Mr Frisby has been one of the most prolific builders in and around Waterford during the boom years in the construction industry. Large-scale residential developments his companies have been responsible for include Cherrymount, Templar's Hall, College Court, Grange Manor and Ardkeen Village.

Noel Frisby Construction is at present developing office and student accommodation on the Cork road in Waterford, as well as office space on the Dunmore road.

Residential buildings are the company's core business, however, and its promotional literature suggests it has been "Building quality homes for over 20 years".

It is currently constructing apartments near the old City & County Infirmary on John's Hill.

Mr Frisby's wife, Ms Stephanie Taheny, a former planning officer with Waterford Corporation, is also a director of the company.

Mr Frisby drew a distinction yesterday between Pineview and Noel Frisby Construction.
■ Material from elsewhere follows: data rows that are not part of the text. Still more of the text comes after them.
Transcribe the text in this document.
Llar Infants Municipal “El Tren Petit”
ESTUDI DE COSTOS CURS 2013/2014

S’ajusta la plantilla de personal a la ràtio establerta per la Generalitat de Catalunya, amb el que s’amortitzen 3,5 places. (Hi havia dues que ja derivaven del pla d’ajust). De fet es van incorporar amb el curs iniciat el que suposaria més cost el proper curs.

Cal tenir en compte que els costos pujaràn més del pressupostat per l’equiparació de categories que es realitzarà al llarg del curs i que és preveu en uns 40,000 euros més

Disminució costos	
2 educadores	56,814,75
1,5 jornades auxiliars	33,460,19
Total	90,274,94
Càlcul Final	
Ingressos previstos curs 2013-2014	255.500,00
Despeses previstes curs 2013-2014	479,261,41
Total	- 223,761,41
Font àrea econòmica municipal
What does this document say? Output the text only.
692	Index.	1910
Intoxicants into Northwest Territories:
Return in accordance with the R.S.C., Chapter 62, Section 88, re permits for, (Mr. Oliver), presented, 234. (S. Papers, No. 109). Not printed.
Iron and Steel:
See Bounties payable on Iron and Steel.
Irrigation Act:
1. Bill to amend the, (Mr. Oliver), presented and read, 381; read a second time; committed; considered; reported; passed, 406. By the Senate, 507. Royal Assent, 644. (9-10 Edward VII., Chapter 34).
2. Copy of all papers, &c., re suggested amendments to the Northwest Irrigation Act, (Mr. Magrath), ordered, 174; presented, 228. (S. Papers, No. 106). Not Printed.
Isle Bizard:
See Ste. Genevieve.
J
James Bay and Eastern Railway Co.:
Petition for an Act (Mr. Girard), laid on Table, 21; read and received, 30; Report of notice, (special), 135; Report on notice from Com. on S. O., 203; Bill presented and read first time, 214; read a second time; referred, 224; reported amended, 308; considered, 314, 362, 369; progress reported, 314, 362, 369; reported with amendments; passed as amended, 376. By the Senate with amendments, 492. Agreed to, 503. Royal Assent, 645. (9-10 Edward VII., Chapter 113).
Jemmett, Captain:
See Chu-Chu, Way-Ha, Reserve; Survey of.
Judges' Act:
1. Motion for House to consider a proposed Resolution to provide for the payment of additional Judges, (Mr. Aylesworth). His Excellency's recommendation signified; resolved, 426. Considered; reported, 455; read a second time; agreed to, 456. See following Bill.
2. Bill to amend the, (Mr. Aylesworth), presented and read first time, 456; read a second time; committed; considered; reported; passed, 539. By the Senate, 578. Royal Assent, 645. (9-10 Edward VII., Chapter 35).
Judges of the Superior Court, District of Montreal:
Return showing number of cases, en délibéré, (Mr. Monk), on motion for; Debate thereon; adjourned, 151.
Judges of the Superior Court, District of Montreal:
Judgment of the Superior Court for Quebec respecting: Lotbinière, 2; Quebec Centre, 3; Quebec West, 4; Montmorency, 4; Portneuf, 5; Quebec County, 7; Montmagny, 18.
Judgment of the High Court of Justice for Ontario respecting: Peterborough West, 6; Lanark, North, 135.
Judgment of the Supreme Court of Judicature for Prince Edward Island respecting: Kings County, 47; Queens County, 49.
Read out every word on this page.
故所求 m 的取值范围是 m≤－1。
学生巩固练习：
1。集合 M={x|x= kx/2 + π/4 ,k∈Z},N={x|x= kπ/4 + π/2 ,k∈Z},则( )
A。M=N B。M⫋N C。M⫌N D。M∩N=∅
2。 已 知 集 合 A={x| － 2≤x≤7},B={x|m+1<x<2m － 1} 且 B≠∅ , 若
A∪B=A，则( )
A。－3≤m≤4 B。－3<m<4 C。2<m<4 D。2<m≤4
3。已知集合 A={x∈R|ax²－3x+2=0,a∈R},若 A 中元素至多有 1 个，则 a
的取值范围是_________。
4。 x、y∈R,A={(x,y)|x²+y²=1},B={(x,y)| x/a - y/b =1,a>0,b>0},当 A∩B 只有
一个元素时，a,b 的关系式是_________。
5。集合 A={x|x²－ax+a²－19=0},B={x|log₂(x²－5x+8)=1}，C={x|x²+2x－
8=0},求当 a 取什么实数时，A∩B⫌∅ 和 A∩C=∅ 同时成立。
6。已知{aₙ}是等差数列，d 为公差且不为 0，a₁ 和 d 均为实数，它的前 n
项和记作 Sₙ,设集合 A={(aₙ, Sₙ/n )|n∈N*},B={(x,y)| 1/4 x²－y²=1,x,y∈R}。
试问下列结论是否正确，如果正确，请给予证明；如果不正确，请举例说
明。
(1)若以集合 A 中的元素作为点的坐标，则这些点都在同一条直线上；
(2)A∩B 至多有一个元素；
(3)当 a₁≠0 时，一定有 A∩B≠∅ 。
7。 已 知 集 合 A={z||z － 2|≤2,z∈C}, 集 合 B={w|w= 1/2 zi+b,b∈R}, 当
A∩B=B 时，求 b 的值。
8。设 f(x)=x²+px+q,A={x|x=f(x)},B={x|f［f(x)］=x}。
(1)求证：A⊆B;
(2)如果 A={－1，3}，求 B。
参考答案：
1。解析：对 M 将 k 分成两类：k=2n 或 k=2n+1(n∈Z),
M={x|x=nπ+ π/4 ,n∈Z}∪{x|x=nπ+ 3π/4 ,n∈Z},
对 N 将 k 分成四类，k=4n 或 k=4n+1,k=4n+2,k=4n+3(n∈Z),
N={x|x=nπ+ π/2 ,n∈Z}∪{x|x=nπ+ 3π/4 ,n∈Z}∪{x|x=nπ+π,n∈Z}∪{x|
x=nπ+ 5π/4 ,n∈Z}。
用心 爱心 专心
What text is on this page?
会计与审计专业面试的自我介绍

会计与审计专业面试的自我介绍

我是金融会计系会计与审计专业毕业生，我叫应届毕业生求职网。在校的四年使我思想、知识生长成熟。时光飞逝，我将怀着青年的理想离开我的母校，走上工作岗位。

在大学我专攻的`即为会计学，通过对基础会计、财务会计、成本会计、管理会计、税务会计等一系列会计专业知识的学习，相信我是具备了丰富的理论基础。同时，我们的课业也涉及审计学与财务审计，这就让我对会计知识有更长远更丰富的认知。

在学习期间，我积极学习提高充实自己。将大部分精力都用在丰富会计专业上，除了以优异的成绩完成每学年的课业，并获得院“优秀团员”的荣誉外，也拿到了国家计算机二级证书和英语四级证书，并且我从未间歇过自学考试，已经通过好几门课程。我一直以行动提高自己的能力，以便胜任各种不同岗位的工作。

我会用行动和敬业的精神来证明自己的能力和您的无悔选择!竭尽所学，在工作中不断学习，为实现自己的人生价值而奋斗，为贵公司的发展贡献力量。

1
The companies had "different directors", he said, and Pineview had not traded "for the last six or seven years". He acknowledged, however, that both he and Ms Taheny were directors of both companies.

"They're not fully the same (directors). I'm not commenting on that," he said.

In an annual return filed with the Companies Office on September 4th last, Mr Frisby and Ms Taheny are the only directors listed by Pinewood.

They are also the only named directors in a return filed by Noel Frisby Construction earlier this month. The tax scheme which had fallen foul of Revenue was a "complex matter", Mr Frisby said.

He had taken professional advice on it but the scheme "didn't work out".